6 . The method according to claim 1 , wherein the original video is of the second type, and key positions in the original video are identified by image features in the original video. 7 .

7. The method according to claim 6, wherein the identifying a plurality of key positions in the original video comprises:

determining a plurality of initial key positions from the original video;

The multiple initial key positions are adjusted by using the optical character recognition technology to obtain the multiple key positions, so that each of the key positions is the position where the subtitles start to be displayed or the subtitles end to be displayed.
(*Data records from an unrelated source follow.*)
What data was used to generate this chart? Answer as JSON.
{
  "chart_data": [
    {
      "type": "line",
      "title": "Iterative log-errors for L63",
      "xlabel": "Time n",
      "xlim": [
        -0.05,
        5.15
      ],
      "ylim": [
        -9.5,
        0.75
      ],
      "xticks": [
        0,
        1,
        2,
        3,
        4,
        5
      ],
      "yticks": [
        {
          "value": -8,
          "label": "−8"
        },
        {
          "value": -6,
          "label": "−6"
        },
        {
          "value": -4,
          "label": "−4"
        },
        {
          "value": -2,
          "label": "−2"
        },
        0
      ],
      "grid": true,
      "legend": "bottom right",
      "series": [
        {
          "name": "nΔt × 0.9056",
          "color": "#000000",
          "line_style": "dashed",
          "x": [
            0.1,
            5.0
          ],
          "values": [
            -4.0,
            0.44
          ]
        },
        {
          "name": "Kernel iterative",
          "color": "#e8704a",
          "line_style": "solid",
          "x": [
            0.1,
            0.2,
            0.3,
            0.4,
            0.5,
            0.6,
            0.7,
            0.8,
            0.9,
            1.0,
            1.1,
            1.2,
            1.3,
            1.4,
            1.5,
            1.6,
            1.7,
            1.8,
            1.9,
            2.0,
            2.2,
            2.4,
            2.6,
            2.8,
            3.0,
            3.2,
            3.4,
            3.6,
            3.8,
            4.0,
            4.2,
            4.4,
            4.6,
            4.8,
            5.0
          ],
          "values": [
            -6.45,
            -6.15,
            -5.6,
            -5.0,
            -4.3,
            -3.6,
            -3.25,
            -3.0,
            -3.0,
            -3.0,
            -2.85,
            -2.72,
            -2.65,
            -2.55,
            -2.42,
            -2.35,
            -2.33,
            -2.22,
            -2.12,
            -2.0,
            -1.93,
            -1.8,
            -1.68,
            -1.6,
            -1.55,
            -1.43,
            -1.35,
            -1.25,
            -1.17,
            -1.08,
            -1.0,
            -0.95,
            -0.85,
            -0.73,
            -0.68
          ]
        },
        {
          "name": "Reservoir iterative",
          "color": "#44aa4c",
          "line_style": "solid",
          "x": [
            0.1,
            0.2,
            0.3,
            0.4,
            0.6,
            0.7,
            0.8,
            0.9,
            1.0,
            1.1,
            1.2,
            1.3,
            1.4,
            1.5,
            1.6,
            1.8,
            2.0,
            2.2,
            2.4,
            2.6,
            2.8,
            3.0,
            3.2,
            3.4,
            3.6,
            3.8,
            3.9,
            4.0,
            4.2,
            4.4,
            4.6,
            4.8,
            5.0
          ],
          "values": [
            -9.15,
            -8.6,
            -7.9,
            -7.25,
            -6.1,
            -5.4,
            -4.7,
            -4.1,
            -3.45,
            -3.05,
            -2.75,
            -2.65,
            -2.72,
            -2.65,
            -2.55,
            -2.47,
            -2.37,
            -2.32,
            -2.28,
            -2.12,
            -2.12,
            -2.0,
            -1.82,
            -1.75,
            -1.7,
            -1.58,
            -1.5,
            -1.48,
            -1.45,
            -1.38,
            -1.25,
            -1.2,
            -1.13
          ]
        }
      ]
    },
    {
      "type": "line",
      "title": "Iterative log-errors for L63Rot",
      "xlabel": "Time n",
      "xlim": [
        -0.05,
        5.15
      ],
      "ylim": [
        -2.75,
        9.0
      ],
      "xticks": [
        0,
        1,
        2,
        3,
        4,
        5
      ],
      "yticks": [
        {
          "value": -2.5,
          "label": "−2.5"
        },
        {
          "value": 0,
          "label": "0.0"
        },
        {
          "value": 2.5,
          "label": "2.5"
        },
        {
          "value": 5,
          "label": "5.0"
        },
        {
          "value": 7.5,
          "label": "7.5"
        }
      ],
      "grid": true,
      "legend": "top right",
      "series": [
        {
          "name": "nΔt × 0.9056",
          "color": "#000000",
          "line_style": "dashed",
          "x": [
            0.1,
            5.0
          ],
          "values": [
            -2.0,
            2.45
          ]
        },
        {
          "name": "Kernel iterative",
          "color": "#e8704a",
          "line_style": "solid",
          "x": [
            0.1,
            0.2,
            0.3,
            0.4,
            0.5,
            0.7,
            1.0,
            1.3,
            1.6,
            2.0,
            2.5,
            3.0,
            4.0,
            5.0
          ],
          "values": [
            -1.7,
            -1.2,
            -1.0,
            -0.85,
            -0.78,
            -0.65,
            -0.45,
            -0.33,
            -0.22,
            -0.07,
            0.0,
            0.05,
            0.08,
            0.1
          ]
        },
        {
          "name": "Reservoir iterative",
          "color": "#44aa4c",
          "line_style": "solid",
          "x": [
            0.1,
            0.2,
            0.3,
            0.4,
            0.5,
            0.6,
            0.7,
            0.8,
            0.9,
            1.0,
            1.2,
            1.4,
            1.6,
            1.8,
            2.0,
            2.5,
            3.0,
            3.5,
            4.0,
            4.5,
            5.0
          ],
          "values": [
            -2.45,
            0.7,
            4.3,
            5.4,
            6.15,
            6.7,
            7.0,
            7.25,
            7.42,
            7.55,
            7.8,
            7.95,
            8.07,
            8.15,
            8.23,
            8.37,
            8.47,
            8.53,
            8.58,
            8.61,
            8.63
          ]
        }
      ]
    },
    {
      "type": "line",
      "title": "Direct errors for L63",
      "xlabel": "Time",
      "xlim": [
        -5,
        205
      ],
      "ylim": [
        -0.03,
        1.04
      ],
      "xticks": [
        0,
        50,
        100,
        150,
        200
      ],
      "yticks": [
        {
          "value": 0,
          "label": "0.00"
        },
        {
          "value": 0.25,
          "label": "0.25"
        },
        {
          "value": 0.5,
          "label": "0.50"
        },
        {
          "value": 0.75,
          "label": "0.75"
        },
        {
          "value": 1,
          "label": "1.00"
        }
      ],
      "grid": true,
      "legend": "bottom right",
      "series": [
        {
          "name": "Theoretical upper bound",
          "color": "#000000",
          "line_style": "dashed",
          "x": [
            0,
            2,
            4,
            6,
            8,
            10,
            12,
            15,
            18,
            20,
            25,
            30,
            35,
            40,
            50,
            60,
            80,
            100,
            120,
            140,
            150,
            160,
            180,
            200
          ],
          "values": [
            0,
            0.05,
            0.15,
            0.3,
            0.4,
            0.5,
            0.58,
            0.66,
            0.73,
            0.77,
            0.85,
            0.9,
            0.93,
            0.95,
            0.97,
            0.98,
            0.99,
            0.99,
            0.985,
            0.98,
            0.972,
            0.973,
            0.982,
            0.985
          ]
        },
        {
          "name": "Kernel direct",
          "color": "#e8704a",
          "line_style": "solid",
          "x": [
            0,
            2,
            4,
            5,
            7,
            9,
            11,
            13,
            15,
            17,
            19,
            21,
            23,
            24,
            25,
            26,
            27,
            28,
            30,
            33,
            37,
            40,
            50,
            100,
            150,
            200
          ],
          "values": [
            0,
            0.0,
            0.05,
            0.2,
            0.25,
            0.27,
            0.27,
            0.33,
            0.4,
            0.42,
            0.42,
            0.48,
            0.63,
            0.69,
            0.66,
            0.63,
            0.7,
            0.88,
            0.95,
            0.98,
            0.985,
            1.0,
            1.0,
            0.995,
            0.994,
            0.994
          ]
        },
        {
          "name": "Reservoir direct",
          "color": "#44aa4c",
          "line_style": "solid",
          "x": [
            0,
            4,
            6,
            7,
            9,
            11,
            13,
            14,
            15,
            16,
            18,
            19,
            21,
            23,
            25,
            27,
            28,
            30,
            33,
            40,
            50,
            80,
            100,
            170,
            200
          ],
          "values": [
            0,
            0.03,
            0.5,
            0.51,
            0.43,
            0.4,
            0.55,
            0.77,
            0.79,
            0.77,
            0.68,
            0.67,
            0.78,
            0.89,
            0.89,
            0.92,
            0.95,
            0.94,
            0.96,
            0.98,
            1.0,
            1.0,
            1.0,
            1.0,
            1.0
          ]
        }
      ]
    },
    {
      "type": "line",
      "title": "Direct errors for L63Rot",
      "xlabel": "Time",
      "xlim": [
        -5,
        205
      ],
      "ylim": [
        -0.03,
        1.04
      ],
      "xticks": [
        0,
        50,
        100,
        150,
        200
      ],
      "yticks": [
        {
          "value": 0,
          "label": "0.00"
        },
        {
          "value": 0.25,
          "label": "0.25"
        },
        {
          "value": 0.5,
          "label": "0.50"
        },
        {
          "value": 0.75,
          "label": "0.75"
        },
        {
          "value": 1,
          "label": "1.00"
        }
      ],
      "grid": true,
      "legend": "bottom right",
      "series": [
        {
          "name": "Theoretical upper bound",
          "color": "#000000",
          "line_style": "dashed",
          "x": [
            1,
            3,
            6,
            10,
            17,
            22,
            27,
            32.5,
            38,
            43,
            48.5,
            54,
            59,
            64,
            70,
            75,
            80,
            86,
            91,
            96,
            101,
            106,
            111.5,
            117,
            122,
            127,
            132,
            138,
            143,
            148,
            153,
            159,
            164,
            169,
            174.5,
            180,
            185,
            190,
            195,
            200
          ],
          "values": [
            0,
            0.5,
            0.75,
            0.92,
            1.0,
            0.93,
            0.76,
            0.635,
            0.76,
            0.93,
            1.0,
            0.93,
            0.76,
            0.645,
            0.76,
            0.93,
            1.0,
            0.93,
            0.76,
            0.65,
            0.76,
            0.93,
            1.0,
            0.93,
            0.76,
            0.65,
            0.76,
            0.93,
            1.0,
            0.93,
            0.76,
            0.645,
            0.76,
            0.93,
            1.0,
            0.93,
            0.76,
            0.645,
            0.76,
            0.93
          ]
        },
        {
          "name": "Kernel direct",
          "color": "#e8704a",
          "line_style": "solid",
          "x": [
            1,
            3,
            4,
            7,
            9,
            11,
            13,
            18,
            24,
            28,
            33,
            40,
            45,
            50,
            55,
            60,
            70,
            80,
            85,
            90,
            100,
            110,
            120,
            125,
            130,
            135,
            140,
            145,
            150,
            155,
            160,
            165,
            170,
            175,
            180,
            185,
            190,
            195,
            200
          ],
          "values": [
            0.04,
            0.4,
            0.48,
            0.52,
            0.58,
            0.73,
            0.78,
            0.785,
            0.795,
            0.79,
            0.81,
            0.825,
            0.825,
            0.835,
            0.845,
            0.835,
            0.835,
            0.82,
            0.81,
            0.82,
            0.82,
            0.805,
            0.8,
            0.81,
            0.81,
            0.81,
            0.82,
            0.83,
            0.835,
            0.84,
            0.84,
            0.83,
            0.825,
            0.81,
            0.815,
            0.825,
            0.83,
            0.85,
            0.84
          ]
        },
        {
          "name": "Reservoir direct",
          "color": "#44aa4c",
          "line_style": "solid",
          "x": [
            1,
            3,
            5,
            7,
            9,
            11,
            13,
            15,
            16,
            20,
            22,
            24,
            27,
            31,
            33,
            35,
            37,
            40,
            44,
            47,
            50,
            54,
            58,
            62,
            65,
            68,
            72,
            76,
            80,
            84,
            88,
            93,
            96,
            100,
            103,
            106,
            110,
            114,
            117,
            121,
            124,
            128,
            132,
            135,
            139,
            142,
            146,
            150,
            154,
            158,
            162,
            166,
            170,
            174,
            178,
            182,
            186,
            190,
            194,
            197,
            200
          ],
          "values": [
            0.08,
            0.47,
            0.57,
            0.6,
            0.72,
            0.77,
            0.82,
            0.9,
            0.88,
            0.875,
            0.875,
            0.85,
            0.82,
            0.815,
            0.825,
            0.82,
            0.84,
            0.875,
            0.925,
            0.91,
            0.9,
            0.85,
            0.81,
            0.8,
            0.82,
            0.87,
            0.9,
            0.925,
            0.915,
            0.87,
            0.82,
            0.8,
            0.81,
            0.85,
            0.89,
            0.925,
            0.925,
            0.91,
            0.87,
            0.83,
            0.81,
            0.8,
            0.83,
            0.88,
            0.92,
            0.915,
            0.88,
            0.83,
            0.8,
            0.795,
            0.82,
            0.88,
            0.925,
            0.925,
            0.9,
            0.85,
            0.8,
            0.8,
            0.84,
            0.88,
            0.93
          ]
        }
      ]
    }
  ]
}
8. A video editing device, wherein the device comprises:

The acquisition module is used to acquire the raw video to be processed;

a position identification module for identifying multiple key positions and transition positions in the original video, where the key positions are used to indicate video clips in the original video;

A segmentation module, configured to obtain a plurality of video clips by segmentation from the original video according to the multiple key positions and the transition positions;

A splicing module, configured to splicing a target video based on the plurality of video clips, where the playback duration of the target video is shorter than the playback duration of the original video.

9. A computing device, wherein the device comprises a processor and a memory:

the memory is used to store computer programs;

The processor is adapted to perform the method of any one of claims 1-7 according to the computer program.

10. A computer-readable storage medium, wherein the computer-readable storage medium is used to store a computer program, and the computer program is used to execute the method of any one of claims 1-7.